If I put a SpecialMesh inside of an Accessory, the texture gets condensed and becomes low quality. This only happens to SpecialMeshes, and only happens when an Accessory is worn by a Rig.
Is there a way to prevent this without using MeshParts? Is there a better way to export my Texture Files so that they fit better inside Roblox’s constraints?
Here is my texture file. It was generated from an imported FBX File from Blender, which had Materials.
I feel like solving my question is a better solution than solving yours, which likely includes a hacky workaround or increased memory from bigger texture sizes.
Depending on your game’s character technology (R6 or R15)
R15 Has a bigger resolution limit and R6 has a smaller
The way it works is that Roblox’s Humanoid turns anything that has texture under the humanoid rig into 1 big texture sheet PNG for itself to use.
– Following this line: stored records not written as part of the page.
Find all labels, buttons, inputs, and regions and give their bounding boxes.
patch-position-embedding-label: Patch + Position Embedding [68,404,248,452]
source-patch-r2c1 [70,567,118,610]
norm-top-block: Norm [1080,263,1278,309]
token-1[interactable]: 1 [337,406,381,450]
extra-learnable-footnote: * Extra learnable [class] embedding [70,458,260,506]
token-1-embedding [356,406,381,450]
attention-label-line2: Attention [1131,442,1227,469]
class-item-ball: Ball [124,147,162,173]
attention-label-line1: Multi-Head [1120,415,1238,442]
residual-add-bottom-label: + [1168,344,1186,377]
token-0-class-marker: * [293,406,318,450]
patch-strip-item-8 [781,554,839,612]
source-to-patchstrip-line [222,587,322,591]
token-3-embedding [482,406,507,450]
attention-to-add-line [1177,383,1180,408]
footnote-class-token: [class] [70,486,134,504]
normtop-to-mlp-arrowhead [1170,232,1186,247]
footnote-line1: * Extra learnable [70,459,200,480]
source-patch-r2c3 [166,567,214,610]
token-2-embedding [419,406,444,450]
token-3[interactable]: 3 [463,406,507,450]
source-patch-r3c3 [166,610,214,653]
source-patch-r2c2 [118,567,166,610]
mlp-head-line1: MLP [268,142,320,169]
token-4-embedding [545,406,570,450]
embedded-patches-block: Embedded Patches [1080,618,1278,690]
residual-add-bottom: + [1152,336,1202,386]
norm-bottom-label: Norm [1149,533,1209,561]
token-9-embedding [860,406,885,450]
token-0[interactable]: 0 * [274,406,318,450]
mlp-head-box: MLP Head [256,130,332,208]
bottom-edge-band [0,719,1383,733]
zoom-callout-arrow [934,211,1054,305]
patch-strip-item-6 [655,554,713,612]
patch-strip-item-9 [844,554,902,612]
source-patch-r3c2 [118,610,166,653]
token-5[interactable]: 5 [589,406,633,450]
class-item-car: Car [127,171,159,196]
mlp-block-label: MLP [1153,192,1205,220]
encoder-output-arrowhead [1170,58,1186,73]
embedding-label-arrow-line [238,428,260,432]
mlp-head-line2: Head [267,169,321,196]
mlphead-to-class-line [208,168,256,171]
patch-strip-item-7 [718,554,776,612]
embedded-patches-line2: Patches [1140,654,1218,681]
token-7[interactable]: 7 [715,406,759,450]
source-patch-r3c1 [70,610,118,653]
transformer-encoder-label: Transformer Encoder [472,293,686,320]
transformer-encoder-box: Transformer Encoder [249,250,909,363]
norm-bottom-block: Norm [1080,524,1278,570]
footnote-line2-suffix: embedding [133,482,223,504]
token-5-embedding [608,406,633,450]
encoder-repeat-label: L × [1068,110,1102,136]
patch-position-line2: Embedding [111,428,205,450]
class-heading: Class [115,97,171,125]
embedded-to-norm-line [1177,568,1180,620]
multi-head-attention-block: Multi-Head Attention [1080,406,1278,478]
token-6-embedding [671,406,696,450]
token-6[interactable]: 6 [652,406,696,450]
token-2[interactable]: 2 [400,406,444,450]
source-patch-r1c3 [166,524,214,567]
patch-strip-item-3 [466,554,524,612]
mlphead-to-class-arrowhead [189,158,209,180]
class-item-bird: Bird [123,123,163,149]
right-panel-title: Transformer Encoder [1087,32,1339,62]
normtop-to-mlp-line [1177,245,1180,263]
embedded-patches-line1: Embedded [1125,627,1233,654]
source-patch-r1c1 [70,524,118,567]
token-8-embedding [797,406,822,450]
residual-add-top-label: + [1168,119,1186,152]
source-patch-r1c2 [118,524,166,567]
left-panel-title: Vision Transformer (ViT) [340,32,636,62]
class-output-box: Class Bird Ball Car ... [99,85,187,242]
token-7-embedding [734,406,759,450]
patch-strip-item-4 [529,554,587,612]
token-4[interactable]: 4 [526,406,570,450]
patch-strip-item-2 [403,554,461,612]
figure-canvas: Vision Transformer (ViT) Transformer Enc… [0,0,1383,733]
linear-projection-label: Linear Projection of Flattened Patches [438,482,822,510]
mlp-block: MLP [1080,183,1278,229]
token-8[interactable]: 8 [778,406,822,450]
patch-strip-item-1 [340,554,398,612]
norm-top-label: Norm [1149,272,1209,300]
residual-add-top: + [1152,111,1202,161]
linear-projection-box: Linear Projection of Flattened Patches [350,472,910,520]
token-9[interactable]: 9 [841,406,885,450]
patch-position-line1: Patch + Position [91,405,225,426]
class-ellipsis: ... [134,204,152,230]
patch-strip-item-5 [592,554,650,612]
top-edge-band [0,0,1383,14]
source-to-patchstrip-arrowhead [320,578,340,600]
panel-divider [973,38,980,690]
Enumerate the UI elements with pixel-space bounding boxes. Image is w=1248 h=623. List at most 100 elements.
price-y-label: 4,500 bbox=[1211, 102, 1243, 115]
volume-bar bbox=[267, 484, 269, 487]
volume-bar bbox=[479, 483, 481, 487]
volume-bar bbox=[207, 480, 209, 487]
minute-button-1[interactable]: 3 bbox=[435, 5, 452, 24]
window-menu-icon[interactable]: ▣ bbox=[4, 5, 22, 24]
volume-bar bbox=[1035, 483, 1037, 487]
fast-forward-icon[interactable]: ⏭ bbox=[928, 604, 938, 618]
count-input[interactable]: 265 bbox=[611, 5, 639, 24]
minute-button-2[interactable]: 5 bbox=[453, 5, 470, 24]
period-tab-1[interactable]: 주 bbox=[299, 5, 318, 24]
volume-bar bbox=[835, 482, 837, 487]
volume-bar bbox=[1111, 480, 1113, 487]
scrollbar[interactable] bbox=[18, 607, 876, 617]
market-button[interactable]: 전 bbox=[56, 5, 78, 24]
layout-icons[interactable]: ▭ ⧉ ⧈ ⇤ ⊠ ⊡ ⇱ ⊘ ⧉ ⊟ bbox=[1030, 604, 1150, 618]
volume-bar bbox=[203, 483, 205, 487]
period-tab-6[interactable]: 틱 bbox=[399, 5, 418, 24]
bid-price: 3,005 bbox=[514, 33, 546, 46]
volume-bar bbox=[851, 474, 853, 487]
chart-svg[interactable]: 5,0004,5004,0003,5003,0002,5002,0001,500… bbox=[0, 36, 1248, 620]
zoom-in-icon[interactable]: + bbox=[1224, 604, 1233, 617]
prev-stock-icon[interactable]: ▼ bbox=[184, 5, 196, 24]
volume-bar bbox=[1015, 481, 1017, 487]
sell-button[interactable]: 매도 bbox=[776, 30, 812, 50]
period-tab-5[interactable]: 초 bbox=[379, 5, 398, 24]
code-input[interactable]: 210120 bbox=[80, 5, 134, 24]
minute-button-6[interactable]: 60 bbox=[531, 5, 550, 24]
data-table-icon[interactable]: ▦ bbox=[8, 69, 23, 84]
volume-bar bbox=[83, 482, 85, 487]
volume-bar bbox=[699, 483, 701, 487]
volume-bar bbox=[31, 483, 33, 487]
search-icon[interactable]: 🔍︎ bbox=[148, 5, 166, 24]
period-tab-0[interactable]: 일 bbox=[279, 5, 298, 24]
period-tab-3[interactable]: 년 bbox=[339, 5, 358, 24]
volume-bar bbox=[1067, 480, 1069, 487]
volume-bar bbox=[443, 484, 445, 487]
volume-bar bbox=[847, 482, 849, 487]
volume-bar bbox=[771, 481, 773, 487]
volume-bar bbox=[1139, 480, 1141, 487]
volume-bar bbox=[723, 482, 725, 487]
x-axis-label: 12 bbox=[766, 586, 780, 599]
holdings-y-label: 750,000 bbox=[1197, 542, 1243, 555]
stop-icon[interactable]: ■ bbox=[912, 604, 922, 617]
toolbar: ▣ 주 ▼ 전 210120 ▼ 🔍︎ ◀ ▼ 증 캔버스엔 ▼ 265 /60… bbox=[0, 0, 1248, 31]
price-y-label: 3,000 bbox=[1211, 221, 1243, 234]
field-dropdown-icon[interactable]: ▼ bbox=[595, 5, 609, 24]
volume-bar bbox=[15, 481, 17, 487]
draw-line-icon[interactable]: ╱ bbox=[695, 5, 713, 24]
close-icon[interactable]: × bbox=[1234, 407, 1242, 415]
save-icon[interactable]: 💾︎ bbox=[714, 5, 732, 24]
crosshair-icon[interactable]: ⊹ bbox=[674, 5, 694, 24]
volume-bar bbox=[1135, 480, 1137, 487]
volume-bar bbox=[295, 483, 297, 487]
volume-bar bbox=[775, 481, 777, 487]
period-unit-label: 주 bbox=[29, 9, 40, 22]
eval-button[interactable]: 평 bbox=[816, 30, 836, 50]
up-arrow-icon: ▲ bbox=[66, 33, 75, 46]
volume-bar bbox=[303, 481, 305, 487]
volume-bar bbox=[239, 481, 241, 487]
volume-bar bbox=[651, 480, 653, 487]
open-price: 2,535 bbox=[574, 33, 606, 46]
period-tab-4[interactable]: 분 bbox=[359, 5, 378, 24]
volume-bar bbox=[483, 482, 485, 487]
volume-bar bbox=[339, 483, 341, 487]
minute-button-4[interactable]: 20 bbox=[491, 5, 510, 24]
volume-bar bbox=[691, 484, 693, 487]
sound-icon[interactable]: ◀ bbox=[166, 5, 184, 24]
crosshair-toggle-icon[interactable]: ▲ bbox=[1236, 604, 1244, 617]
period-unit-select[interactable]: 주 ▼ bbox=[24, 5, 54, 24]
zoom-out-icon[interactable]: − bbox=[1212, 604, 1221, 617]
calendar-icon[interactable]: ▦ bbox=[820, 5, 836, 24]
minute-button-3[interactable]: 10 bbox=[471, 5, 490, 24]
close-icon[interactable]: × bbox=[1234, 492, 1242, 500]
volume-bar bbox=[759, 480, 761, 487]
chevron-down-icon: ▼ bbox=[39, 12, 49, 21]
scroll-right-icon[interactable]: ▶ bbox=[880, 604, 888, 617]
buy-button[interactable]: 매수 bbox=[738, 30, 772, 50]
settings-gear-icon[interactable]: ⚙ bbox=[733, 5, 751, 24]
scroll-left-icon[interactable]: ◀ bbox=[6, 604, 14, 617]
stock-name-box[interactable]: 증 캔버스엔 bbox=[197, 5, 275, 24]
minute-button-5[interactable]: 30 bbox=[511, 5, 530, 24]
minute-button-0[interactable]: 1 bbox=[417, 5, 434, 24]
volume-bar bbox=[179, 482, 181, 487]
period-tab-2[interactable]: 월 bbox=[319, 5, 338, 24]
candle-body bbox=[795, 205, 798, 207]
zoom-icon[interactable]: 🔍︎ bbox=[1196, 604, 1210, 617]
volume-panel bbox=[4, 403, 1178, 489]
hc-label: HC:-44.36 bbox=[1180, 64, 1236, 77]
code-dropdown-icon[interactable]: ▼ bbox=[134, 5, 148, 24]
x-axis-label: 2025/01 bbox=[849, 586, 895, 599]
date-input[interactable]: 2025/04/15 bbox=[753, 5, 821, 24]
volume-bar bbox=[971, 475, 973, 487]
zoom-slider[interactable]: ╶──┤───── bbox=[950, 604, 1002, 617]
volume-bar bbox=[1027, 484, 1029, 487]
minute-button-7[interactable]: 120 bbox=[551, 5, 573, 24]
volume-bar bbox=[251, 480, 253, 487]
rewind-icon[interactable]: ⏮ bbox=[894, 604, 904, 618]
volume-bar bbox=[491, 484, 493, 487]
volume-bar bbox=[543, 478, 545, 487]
(it does that to “save” resources.)
The quality of accessories drastically decreases the more you insert accessories with textures under a rig with humanoid because the sheet texture resolution is hard set and can’t be changed, hence it gets more compressed the more you add to it.
The only workaround for this is to write a custom accessory welding system to your characters OUTSIDE humanoid so humanoid cannot touch those accessories and alter them.
What’s the reason this doesn’t happen to MeshParts though? This just seems like a very weird limitation.
Your reply was very informative, but I think I may just wait until SurfaceAppearance.Color properly gets added in order to address this issue.
I only use SpecialMeshes due to their VertexColor property, and a SurfaceAppearance.Color property will provide the same functionality but on a MeshPart, which isn’t affected by the issue I’m experiencing here.